Artist

Dale Warland Singers

Genre: Classical ,Choral ,Vocal Pop
Origin: U.S.A
Active: 1972 - 2004
Listen on Coda
For three decades the Dale Warland Singers ranked among the foremost American choirs of modest dimensions. Their repertory centered on living composers, and they both commissioned and premiered a wide array of fresh choral scores.
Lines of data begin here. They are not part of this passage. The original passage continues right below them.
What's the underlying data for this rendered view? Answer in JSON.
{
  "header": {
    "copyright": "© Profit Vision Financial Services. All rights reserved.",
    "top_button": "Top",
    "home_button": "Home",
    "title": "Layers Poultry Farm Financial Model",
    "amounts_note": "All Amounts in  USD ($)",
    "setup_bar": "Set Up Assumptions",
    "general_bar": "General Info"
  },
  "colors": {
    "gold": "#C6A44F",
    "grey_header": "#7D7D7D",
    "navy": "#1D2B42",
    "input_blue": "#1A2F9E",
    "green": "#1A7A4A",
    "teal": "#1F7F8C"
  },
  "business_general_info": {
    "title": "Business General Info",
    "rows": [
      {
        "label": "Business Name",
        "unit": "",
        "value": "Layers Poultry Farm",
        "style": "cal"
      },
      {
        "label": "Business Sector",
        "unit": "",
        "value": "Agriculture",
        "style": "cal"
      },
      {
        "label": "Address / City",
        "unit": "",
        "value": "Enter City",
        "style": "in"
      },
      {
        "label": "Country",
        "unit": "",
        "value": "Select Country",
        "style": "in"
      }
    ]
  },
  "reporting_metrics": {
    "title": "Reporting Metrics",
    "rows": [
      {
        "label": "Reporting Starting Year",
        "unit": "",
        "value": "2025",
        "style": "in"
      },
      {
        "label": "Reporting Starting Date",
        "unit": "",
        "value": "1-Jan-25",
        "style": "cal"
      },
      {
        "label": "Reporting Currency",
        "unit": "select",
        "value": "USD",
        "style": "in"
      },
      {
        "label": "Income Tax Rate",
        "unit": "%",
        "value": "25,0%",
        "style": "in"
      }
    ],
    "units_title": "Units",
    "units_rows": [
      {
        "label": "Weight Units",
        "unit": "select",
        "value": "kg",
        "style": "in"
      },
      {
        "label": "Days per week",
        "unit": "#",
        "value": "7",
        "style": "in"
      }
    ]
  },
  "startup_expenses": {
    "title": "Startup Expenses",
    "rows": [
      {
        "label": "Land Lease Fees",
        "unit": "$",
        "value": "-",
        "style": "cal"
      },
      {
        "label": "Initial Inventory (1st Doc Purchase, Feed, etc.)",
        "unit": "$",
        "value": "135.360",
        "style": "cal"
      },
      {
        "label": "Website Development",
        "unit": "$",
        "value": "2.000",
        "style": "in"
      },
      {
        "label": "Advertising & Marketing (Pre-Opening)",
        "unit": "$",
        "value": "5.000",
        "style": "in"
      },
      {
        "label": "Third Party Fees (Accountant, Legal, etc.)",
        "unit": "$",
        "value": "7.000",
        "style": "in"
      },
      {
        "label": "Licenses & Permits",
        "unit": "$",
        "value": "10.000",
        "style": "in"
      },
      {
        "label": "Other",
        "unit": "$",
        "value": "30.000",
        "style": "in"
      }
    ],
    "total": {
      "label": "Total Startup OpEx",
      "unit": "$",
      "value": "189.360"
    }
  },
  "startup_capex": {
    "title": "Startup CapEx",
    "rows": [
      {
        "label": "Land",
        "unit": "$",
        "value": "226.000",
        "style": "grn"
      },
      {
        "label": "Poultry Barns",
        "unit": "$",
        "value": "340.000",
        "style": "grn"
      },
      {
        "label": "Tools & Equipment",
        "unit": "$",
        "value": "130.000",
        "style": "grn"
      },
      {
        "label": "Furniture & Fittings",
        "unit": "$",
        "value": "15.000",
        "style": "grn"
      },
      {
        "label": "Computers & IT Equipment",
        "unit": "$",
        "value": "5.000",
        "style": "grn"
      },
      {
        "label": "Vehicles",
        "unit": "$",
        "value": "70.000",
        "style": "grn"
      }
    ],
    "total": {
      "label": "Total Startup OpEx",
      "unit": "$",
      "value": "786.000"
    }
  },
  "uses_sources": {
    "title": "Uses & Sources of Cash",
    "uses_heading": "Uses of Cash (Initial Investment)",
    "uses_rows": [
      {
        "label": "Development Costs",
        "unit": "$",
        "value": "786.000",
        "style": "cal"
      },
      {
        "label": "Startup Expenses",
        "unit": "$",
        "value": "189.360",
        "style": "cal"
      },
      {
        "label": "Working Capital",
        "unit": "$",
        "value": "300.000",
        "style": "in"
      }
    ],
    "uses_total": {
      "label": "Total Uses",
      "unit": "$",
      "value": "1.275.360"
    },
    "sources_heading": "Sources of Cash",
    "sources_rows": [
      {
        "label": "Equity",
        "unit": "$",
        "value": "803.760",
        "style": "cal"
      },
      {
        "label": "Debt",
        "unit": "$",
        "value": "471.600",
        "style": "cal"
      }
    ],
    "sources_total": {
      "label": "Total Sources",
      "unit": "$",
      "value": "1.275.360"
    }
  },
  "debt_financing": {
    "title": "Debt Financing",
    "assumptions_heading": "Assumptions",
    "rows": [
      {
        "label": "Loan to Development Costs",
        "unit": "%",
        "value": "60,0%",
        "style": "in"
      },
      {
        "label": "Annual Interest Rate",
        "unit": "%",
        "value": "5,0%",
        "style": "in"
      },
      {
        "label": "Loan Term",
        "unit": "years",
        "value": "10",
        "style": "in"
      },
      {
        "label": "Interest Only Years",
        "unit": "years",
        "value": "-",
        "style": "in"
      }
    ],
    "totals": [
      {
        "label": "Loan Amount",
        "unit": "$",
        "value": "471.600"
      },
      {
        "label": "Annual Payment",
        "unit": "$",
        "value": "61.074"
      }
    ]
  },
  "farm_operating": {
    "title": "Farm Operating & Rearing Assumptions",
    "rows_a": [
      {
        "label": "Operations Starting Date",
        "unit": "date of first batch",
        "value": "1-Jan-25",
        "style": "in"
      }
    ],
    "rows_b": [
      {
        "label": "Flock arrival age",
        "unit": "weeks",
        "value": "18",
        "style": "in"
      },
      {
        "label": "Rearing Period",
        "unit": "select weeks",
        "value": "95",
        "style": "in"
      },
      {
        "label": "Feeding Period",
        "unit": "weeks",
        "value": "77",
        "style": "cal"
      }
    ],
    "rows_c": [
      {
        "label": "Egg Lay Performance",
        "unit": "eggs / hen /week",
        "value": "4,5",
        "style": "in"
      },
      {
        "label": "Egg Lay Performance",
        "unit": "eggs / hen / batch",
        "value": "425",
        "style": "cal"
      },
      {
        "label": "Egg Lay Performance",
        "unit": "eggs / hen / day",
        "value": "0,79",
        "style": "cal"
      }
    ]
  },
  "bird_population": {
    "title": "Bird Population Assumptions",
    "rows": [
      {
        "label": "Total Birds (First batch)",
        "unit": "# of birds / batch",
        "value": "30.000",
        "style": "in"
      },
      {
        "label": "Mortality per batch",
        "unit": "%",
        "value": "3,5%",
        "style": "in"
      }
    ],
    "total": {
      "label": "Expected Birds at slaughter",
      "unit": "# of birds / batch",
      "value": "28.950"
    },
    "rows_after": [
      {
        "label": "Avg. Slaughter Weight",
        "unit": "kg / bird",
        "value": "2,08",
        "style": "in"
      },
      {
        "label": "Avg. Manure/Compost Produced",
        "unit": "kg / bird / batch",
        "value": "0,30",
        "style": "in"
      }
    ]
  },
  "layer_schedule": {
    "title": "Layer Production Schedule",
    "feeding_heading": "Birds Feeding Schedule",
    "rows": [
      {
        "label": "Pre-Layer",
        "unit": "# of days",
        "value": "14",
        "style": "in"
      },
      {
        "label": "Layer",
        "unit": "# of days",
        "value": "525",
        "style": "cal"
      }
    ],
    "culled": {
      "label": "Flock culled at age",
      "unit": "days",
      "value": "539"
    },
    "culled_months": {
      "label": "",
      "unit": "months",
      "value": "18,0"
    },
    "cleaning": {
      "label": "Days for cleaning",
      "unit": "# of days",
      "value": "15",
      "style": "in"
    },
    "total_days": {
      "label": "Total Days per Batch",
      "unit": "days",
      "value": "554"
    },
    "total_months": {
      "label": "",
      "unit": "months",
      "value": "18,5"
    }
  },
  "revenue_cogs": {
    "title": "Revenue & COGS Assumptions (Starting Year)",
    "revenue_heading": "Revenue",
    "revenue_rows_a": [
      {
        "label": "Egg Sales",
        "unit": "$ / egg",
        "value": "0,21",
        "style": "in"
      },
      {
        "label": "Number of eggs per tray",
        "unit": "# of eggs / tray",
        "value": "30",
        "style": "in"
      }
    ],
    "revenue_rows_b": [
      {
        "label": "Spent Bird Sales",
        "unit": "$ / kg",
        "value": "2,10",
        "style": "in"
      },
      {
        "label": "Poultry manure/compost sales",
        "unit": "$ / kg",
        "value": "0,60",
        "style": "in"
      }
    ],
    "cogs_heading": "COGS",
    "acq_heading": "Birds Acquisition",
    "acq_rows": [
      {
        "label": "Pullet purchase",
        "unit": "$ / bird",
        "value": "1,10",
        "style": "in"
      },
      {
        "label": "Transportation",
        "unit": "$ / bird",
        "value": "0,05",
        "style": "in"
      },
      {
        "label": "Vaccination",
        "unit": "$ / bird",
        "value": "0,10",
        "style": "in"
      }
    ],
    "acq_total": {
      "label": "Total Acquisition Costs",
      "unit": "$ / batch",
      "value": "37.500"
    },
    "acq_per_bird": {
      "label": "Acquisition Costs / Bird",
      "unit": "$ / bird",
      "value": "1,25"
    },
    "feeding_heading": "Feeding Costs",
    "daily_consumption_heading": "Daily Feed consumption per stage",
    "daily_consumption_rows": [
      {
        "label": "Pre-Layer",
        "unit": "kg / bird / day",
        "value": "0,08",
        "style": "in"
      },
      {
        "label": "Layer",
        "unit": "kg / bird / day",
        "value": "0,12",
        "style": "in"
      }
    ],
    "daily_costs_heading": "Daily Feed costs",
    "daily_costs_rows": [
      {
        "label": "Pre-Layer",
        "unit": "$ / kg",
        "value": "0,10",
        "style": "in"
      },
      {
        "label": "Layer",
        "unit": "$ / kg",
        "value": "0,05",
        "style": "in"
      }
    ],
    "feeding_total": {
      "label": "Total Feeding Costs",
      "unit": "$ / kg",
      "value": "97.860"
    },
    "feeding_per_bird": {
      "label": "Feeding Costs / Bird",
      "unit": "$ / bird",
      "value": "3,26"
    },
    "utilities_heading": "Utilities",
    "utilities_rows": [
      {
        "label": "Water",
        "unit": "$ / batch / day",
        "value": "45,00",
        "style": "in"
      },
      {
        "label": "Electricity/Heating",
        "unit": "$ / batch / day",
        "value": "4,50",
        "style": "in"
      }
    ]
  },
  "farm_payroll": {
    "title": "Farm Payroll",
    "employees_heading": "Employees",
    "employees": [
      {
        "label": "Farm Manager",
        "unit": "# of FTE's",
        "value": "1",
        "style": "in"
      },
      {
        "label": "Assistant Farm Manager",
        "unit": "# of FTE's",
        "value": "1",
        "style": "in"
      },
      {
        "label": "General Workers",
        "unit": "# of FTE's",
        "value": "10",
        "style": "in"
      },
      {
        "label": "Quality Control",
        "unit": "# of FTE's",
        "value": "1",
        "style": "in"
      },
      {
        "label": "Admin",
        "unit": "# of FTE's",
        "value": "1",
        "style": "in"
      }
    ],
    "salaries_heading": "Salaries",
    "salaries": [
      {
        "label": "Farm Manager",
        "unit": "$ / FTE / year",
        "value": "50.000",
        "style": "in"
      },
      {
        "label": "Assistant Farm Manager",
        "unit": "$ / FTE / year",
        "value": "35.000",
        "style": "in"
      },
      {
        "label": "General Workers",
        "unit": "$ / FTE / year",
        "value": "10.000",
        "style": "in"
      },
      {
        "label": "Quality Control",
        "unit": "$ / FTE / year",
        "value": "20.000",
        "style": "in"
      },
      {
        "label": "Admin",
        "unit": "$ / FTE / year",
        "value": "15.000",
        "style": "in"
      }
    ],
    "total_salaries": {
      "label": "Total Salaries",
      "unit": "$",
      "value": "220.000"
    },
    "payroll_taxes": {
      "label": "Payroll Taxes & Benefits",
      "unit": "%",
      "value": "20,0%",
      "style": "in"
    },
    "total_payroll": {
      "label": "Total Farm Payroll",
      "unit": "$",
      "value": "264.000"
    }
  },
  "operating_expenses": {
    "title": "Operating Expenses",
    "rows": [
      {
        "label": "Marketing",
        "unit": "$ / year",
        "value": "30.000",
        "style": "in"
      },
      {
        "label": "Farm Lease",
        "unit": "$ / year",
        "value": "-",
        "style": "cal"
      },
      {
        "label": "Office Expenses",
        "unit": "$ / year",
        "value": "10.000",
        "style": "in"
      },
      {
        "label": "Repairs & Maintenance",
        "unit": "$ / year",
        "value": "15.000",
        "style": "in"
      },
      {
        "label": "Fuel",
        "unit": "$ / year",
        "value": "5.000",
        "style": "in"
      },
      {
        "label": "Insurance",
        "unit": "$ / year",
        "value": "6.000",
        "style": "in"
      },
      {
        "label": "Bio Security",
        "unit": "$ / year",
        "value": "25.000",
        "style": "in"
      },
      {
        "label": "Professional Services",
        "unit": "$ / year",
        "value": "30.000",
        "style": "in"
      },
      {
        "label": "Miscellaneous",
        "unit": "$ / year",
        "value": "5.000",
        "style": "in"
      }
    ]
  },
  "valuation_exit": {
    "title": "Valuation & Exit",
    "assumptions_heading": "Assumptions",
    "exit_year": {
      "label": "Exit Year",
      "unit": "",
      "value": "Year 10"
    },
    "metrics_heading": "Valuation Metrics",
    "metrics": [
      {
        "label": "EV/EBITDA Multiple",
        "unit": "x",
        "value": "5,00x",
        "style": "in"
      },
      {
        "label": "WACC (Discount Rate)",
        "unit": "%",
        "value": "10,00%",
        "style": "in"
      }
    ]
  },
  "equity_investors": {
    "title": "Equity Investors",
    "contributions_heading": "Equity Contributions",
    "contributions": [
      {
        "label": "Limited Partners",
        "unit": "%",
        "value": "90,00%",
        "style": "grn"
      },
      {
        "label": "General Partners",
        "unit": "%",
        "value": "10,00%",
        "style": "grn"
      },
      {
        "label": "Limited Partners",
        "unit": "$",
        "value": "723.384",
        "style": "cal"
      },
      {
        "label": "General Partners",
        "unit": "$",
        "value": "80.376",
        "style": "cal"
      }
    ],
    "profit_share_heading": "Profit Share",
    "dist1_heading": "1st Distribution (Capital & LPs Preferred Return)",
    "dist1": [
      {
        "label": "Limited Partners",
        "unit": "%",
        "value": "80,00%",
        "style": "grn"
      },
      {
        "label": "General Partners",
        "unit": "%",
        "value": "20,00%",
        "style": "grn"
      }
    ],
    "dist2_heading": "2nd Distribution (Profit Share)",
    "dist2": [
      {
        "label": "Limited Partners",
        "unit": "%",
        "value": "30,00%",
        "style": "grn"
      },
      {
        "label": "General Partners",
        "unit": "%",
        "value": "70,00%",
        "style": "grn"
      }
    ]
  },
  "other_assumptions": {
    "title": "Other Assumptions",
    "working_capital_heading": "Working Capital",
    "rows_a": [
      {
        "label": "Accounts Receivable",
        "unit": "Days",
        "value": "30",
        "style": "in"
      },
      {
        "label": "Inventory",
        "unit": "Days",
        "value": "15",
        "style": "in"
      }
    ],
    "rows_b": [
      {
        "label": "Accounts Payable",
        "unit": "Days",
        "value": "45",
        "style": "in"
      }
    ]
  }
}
Dale Warland, himself the child of farmers, founded the ensemble in 1974 after establishing a choir while a student at Minnesota’s St. Olaf College. In 1972, while teaching at Macalester College in St. Paul, he received an invitation from Minneapolis’s Walker Art Center to create a forty-voice group for a contemporary-music program. Already eager to build a first-rate professional chorus, Warland treated the successful concert as the starting point for a permanent organization that retained the same size throughout its history. He personally auditioned each singer from behind, prizing vocal warmth and beauty above any uniform tonal ideal; in all, 355 voices passed through the ranks. Paid compensation began in 1982. The choir traveled extensively across the United States and made occasional foreign appearances, representing the nation at the Second World Symposium on Choral Music held in Helsinki in 1990. Radio listeners encountered the group on numerous broadcasts, among them the Minnesota program A Prairie Home Companion.

Contemporary repertoire remained the ensemble’s hallmark. Warland oversaw a far-reaching commissioning initiative that ultimately produced 270 new pieces by roughly 150 composers, among them Aaron Jay Kernis, Libby Larsen, and Dominick Argento. Through these efforts the Singers helped foster an American choral idiom marked by sensuous beauty without recourse to Romantic nostalgia. Eric Whitacre, Stephen Paulus, and Carol Barnett each served as composer-in-residence.

More than twenty recordings appeared on several labels, including Gothic and American Choral Catalog; the discography encompassed multiple Christmas collections and one children’s album. Walden Pond, issued in 2003, received a Grammy nomination. The final release, Lux Aurumque, contained the Whitacre motet of that name. Upon Warland’s retirement in 2004 the choir disbanded; lacking an endowment and never financially secure, its board chose not to continue operations. Gothic launched the “Dale Warland Singers Live Series” in 2018 with the first volume, Seasons, followed in 2019 by the second volume, Hodie!.